How to Care for a Pregnant Mare
As with people, mares are individuals and their pregnancies will be unique to them. It will be necessary to tailor their care to their individual needs and circumstances. Here are some of the issues that you need to think about and attend to, so that your mare has a good pregnancy and when the foal arrives both mum and baby are healthy.
Riding and Exercise
You should be able to ride your pregnant mare during the first five months of pregnancy providing they are in good health. Their pregnancy will progress slowly during the first seven months. It is in the final three months of pregnancy that foetal growth accelerates. Speak to your vet as you may be able to ride for a little longer. Mares will benefit from some exercise throughout their pregnancy but this should be gentler in the latter stages. Exercise promotes good health and helps to prevent weight gain.
Pregnant mares can be turned out with other horses as long as they get on but it is best to keep the mare separated from other horses if you can. This will reduce the chance of the mare catching Equine Herpes Virus which may cause them to abort.
Wormers and Vaccination
Consult with your vet regarding worming. Worming remains important but certain wormers are inappropriate for pregnant mares. You should also consider investing in a programme of vaccination against Equine Herpes Virus especially where there is a history of herpes virus abortion or if there are a large number of horses on the property. Mares should also be vaccinated for tetanus and . If there is a history of Salmonella or Rotavirus diarrhoea then vaccinate for these as well.
The mare should be moved to the birthing area four to six weeks from the anticipated birth date, although this date can be difficult to predict. Moving the mare this far in advance will enable the horse to acclimatise to the area and to feel relaxed. It will also enable the mare’s body to build up a resistance to any pathogens which are present.

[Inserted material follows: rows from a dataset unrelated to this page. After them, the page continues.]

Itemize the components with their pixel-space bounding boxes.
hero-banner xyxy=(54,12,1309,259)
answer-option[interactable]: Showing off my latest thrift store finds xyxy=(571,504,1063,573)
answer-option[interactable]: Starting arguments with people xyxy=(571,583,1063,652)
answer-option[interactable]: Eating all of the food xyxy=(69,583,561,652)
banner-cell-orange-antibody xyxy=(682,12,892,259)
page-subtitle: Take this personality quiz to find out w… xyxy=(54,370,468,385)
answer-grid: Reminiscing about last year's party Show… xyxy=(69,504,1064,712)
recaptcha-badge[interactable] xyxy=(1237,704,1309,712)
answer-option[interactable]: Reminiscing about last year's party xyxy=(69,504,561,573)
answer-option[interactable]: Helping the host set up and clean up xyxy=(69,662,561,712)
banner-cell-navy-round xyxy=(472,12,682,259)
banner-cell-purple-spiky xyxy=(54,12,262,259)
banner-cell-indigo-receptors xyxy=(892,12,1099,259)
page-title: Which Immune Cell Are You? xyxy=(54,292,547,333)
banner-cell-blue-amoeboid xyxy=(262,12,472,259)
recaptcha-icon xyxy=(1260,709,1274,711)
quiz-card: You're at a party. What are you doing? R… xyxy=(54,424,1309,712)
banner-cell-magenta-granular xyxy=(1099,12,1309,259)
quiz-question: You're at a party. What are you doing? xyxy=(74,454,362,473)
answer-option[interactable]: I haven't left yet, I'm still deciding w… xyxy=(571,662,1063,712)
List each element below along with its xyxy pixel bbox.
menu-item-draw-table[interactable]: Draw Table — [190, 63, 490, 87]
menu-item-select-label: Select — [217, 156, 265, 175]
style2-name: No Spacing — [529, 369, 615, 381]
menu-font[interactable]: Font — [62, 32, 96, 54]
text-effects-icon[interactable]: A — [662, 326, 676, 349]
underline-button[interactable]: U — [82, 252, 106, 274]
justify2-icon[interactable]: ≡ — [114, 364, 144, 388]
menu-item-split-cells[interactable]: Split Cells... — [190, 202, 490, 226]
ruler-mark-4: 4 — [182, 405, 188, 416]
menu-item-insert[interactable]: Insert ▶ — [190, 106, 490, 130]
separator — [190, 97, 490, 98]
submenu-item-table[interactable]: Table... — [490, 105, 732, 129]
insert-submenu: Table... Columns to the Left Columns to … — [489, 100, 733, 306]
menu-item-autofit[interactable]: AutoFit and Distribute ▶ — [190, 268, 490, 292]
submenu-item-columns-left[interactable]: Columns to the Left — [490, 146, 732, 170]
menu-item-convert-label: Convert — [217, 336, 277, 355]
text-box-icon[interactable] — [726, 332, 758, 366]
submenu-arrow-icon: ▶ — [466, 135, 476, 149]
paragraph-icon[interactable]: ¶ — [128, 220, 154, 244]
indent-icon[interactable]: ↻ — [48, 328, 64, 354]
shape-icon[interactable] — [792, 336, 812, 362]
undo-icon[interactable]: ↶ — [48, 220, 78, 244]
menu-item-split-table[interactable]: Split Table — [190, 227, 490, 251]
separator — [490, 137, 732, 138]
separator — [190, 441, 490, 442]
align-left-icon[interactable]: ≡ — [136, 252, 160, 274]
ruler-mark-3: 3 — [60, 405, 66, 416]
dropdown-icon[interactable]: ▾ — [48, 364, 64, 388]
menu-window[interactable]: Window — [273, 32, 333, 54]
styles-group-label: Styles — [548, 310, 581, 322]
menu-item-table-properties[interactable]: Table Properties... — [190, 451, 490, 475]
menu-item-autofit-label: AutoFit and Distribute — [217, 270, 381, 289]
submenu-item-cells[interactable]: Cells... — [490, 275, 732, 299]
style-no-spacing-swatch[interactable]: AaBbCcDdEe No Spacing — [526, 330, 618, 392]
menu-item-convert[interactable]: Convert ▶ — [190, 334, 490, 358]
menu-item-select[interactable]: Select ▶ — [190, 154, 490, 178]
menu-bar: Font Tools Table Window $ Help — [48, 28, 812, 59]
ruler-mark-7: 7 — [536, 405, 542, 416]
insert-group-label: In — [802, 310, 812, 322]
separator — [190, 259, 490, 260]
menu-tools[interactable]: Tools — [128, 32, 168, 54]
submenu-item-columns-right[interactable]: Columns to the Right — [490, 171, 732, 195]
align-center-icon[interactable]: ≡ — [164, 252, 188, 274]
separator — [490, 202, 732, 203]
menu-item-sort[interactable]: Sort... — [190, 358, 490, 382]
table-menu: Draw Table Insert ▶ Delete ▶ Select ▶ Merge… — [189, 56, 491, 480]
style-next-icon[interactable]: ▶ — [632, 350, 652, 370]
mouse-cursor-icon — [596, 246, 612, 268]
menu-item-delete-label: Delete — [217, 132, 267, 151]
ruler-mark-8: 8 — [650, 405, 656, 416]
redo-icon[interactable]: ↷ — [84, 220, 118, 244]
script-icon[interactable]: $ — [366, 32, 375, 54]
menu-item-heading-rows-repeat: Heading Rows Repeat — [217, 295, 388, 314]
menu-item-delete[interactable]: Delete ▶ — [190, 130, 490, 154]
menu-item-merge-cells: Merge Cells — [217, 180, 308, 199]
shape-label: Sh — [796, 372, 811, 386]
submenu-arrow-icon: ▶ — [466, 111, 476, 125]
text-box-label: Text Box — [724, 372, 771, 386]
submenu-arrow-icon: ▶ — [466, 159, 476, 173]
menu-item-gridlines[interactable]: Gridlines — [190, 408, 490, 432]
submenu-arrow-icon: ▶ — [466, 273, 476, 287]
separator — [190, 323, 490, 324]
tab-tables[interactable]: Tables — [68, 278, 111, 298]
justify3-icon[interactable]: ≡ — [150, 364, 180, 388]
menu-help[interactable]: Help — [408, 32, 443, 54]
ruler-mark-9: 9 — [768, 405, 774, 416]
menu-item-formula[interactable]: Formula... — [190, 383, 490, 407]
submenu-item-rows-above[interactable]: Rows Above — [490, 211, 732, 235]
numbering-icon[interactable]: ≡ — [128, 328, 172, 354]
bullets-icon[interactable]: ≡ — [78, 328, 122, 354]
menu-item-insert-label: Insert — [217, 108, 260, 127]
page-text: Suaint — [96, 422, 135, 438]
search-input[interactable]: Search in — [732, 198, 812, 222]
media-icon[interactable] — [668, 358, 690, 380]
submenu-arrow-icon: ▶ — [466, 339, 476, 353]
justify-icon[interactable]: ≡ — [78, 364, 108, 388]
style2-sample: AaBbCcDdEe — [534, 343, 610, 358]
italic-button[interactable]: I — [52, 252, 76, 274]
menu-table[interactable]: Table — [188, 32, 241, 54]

Nutrition - Stud Mix For Horses
As the foetus will develop very slowly in the first eight months of pregnancy, a mare will generally do very well on her usual diet but could require a stud balancer to boost the available nutrients. Think carefully about your horse’s diet as excessive feeding can lead to obesity and complications later in the pregnancy. In the final three months the mare will have a greater need for energy, protein, vitamins and minerals due to the rapid foetal growth. The right nutrition will also ensure that the mare can produce adequate amounts of milk for her foal.
Stud mix is an excellent feed for pregnant mares. A stud mix for horses will provide all of the required nutrients but without excessive calories. This should be fed in conjunction with good grass or haylage. Follow the feed manufacturer’s guidelines but in consideration of the quality of the available forage. If there are signs of excessive weight gain then reduce the amount of stud mix and supplement the mare’s nutrition with a balancer.
There are various types of stud mix for horses so make sure your mare is getting the right type for her. If she can get excitable on a stud mix then you could try 'non-heating' stud cubes instead.